Zum Sonntagabend gibt es meine semi-originellen Gedanken und semi-spannenden Erlebnisse aus der abgelaufenen Woche. Manchmal banal, häufig trivial, meistens egal.
29. April 2024, Berlin
Wache vollkommen gerädert auf. Fühle mich wie erschlagen. Als hätte ich die ganze Nacht kein Auge zugetan. Dabei war es nur eine Stunde Schlaf weniger als gewöhnlich. Weil wir gestern Abend unbedingt „Ripley“ zu Ende schauen mussten. Das rächt sich heute früh.
Um es positiv zu sehen: Ich bin noch nichts so alt, dass ich mit wenig Schlaf auskomme. Im Gegenteil: Ich bin so jung, dass ich das Schlafbedürfnis eines Teenagers habe. Meine Frau ist von meiner Argumentation nicht überzeugt.
30. April 2024, Berlin
Einkauf bei Penny. Gemeinsam mit mir betritt ein Vater mit seinem circa fünfjährigen Kind den Laden. Das Mädchen isst Eis. (Der Boomer in mir fragt sich: „Ist das überhaupt erlaubt? Eis essen im Supermarkt?“, aber das nur am Rande.)
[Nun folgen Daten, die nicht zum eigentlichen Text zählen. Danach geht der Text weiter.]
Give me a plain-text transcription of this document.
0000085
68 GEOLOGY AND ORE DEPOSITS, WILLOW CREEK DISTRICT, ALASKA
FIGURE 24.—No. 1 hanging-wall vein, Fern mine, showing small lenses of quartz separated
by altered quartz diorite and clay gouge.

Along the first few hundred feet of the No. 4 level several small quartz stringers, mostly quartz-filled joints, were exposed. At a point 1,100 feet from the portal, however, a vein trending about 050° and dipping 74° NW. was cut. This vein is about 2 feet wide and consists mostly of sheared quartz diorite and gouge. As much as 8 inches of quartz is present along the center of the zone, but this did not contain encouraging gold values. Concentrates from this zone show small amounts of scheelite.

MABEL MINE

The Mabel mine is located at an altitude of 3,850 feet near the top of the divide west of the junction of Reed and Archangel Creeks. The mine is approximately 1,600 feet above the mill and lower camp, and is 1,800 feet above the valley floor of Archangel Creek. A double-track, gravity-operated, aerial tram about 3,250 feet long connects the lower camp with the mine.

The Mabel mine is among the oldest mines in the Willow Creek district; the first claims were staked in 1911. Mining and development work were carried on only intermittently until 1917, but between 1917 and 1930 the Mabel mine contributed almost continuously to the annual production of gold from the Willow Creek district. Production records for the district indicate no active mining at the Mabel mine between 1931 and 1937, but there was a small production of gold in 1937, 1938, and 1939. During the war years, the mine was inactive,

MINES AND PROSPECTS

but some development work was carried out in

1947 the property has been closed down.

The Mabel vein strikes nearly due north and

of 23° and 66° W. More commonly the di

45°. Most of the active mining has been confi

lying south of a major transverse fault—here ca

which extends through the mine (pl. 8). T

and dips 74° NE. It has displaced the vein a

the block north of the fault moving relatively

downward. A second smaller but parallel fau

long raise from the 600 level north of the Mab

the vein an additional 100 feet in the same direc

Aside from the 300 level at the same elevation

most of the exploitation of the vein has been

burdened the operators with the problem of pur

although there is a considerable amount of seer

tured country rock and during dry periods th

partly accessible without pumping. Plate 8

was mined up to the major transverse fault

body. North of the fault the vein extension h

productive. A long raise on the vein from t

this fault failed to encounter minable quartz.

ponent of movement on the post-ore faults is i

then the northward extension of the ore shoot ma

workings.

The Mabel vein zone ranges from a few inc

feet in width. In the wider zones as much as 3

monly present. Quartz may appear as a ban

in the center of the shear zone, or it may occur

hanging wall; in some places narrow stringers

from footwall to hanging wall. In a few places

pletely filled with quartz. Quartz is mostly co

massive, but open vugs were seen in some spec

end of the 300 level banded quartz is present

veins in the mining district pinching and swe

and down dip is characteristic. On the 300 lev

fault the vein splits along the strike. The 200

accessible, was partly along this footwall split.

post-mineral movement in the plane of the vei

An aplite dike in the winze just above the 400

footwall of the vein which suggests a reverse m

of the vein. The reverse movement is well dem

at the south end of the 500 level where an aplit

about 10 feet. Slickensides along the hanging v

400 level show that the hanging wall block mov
Am Kühlregal verlangt die Kleine einen Joghurt. Mit Verweis auf das Eis verwehrt der Vater ihr den Wunsch. Für die Tochter ist diese Entscheidung inakzeptabel. Dies tut sie mit einem epischen Tobsuchtsanfall kund. Klaus Kinski nickt anerkennend.
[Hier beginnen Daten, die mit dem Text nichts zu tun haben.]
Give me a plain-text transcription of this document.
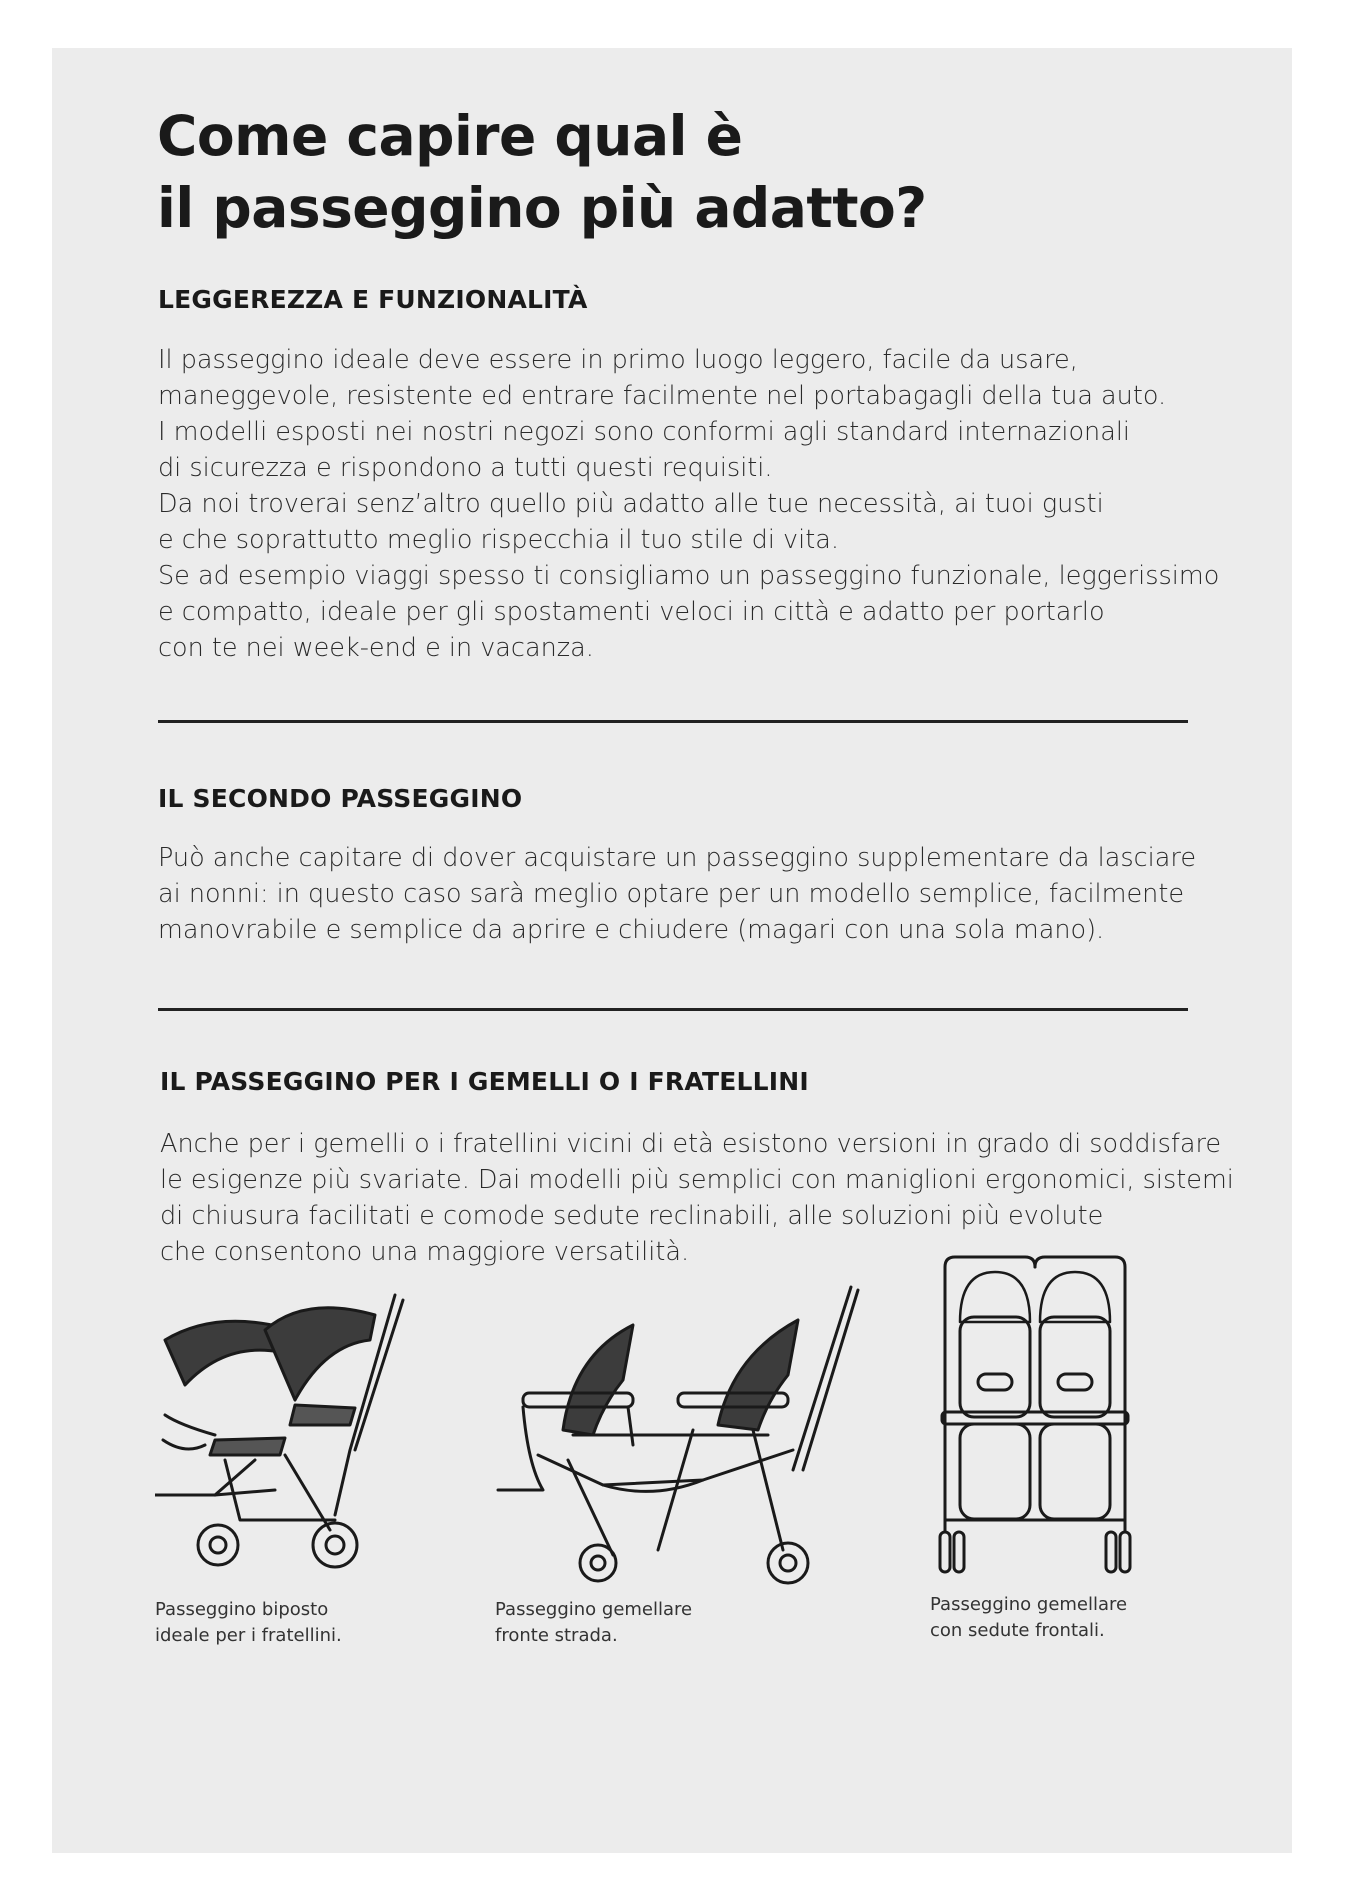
Come capire qual è
il passeggino più adatto?
LEGGEREZZA E FUNZIONALITÀ

Il passeggino ideale deve essere in primo luogo leggero, facile da usare,
maneggevole, resistente ed entrare facilmente nel portabagagli della tua auto.
I modelli esposti nei nostri negozi sono conformi agli standard internazionali
di sicurezza e rispondono a tutti questi requisiti.
Da noi troverai senz’altro quello più adatto alle tue necessità, ai tuoi gusti
e che soprattutto meglio rispecchia il tuo stile di vita.
Se ad esempio viaggi spesso ti consigliamo un passeggino funzionale, leggerissimo
e compatto, ideale per gli spostamenti veloci in città e adatto per portarlo
con te nei week-end e in vacanza.

IL SECONDO PASSEGGINO

Può anche capitare di dover acquistare un passeggino supplementare da lasciare
ai nonni: in questo caso sarà meglio optare per un modello semplice, facilmente
manovrabile e semplice da aprire e chiudere (magari con una sola mano).

IL PASSEGGINO PER I GEMELLI O I FRATELLINI

Anche per i gemelli o i fratellini vicini di età esistono versioni in grado di soddisfare
le esigenze più svariate. Dai modelli più semplici con maniglioni ergonomici, sistemi
di chiusura facilitati e comode sedute reclinabili, alle soluzioni più evolute
che consentono una maggiore versatilità.

Passeggino biposto
ideale per i fratellini.

Passeggino gemellare
fronte strada.

Passeggino gemellare
con sedute frontali.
Als sie sich beruhigt hat, sagt das Mädchen, sie wäre so lange traurig, bis sie einen Joghurt bekommt. Den Vater lässt diese Ankündigung kalt. Sie legt eine Schippe drauf. Sie könne ihn so lange nicht leiden, bis er ihr den Joghurt kauft. Darauf meint der Vater: „Dann kannst du mich eben bis morgen nicht leiden.“
Eine Antwort, die pädagogisch nicht ganz auf der Höhe ist, aber ich bin trotzdem Team Papa.
01. Mai 2024, Berlin
Tag der Arbeit. Ein Feiertag, an dem nicht gearbeitet wird. Christian Lindner versteht die Welt nicht mehr.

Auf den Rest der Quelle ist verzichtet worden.